Loyal first to Duncan (he is appointed to wake the king on the morning of his murder), then to his son Malcolm, Macduff is less solicitous as to the safety of his own wife and children, who are abandoned to their fate when he is most needed.  He is responsible for Macbeth’s demise at the play’s conclusion.

Quick Quiz

  1. What is Macduff’s title?
  2. What is the name of Banquo’s son?
  3. Where does Donalbain take refuge after Duncan’s murder?
  4. What is the witches’ first prophecy to Macbeth?
  5. What is Macbeth waiting to hear as he hallucinates the dagger before he murders Duncan?
  6. What does Macbeth tell his wife he maintains in every one of his nobles’ houses?
  7. Who apart from her doctor observes Lady Macbeth as she sleep walks in Act 5 Scene 1?
  8. Who is blamed at first for Duncan’s death?
  9. Where is Macbeth’s castle?
  10. What relation to Malcolm is young Siward, who is killed by Macbeth in Act Five.
  1. The Thane of Fife
  2. Fleance
  3. Ireland
  4. Thane of Glamis
  5. The bell
  6. A spy in his pay
  7. Serving woman
  8. The guards
  9. Inverness
  10. Cousins

Last Word

“Macbeth” is the only Shakespeare play to be set in Scotland.  He was writing at a time of intense discussion about the relationship between England and her northern neighbour – then a completely separate country, with its own legal and educational systems and its own foreign policy. This debate was particularly driven by the arrival on the English throne of James, the King of Scotland.  Among his ancestors he numbered Banquo, who is presented in “Macbeth” as a loyal and honourable soldier.  It would have required a brave man to have presented him otherwise.

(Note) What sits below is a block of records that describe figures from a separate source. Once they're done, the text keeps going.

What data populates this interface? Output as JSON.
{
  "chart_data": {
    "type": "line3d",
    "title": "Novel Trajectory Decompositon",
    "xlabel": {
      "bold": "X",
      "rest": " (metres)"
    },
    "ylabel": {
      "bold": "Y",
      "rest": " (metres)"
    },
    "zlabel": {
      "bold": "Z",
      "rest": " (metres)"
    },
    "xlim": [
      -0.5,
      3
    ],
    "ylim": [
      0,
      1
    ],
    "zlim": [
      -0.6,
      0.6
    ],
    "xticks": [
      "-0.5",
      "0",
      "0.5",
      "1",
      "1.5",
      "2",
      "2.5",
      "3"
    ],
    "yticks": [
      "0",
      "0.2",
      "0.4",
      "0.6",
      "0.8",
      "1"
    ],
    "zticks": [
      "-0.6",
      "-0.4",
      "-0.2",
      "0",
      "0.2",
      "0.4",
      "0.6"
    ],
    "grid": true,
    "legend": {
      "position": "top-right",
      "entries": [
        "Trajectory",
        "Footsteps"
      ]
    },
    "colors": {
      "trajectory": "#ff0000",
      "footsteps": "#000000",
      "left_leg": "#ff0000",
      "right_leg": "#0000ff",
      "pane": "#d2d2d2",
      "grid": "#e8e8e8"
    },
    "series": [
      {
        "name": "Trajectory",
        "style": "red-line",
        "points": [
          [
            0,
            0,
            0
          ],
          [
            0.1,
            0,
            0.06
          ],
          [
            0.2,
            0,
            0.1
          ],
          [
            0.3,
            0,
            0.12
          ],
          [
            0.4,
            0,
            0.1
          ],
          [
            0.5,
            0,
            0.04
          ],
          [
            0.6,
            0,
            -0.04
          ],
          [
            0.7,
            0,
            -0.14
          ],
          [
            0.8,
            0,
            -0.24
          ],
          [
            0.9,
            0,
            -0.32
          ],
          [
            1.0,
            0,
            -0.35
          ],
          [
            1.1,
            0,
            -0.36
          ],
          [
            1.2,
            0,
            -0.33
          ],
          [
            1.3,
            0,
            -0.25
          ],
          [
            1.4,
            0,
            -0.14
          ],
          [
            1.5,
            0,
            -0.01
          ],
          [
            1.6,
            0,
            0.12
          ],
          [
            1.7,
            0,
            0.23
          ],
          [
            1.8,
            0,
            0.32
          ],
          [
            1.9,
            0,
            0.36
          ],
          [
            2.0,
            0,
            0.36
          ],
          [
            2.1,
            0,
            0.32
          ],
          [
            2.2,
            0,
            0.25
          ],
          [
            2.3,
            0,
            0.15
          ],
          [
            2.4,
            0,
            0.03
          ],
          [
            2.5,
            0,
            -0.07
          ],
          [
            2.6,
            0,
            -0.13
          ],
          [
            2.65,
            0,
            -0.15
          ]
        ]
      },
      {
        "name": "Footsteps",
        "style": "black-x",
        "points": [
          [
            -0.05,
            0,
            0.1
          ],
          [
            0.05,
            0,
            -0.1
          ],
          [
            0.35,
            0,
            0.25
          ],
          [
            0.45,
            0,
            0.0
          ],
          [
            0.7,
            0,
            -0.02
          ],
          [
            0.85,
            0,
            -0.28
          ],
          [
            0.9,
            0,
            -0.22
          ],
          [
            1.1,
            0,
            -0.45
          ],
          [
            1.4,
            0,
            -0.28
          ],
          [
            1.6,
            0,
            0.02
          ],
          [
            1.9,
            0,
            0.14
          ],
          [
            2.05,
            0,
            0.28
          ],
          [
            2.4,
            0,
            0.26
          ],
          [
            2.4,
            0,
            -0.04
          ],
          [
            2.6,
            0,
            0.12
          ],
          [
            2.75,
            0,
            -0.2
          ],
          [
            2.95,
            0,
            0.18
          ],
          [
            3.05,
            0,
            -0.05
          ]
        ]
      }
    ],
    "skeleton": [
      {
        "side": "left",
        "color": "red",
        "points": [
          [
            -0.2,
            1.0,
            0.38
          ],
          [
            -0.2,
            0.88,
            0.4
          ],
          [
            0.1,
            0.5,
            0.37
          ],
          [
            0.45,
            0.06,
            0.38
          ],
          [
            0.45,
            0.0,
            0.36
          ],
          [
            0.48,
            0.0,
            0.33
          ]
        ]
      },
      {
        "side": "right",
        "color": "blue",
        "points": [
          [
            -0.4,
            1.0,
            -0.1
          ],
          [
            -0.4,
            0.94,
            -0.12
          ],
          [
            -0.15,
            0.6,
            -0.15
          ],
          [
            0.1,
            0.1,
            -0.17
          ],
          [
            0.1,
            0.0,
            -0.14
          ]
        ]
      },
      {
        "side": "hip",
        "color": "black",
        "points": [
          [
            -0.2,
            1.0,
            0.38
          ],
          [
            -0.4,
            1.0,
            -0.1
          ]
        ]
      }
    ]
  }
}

Shakespeare writes this play quite late in his career.  Hitherto, he has used Scotland as a location out of reach of the English powers-that-be.  In “Henry IV Part Two”, for example, the Earl of Northumberland is dithering about whether to join the English King’s enemies and optimise their prospects with the loan of his private army.  His wife is not supportive: “O, fly to Scotland”, she tells him, because north of the border the family will be out of harm’s way.  Northumberland agrees.  He’d like to join the rebellion, he says, but “many thousand reasons hold me back. / I will resolve for Scotland”.  In other words, Scotland is a place where traitors to the English crown find sanctuary. 

It’s not quite the positive view of Scotland conveyed in “Macbeth”. There again, “Henry IV, Part Two” was written in around 1597.  James becomes King of England in 1603.  “Macbeth” is written in 1605 / 6.  Shakespeare was in many ways a brave writer but, as mentioned earlier, he knew where the lines were.